Not to be confused with the doomy band that did a split with Graves at Sea, this west coast black metal outfit has blasted out an impressive first outing, that catches you ear more as the album moves along. The first few songs are blast heavy takes on raw Marduk styled black metal. There is a rawness to the album , but it sounds very dense and polished . All of the instruments stand where they need to be and no one gets buried in the distorted blur of some necro sound. They band even in these more straight forward full frontal assaults still display skill with their instruments. In some of the stomp you can hear a bit of grinding Carcass influence mixed in.
The snarling vocals have a wide ranged of anguish to them , from a demonic squeal to a more death metal grunt. At times they become even as emotive as the vocals in Depressive Black Metal. The pace slows a little on the somewhat Dissection influenced "Heaping Praise Upon a Cataract Sun". The vocals have a harsher rasp to them and the song possesses a powerful pound. This pound continues with an even greater menace though more single minded in it's dynamics on "Knives Coated In Pitch of Terror" that follows. It's not until the following "Sulfurs Cross" that the band really embarks upon more entrancing sonic blasphemies. As dark sense of melody comes in beneath the vocals that are screamed with more conviction.
After a swelling interlude of feedback they soar into "Bared Teeth of the Fog" which sees the band continuing down a more melodic path. Though the song eventually descends into a tempest of blast beats, but manages to stay afloat. There is more of a punk kick to the drive of "Part thy Flesh, Call his Name". That includes backing vocals that features members of Woe, a band Sovereign holds as an influence in some of the more punk like sections.
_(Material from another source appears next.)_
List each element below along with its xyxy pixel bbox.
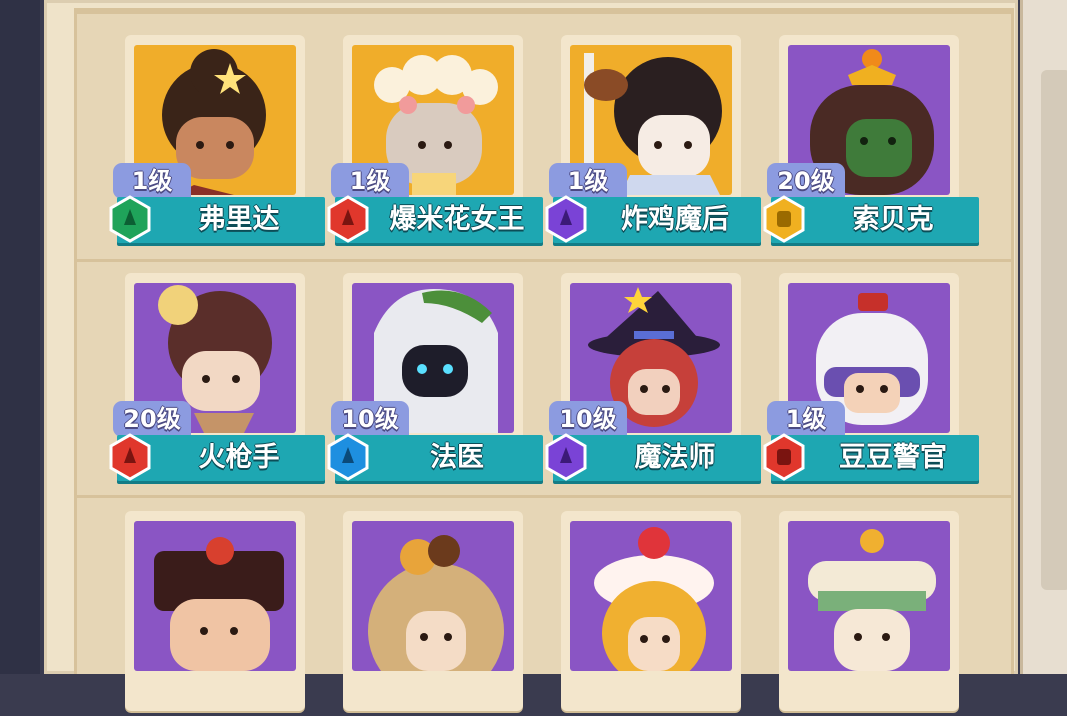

The darkest moments come as the album closes with the title track that shares much of the same torment as depressive black metal and where that type of emoting is most felt. Overall this is a very dense and heavy piece of American made black metal that latches onto what makes European black metal work so well, leaving most of their punk rock records and Godspeedyoublackemperor albums on the shelf so they can focus on the misanthriopy and spiritual chaos it represents. They do default to blast beats a little too often, so giving it an 8.5, but other than that this is pretty powerful stuff and worth a listen.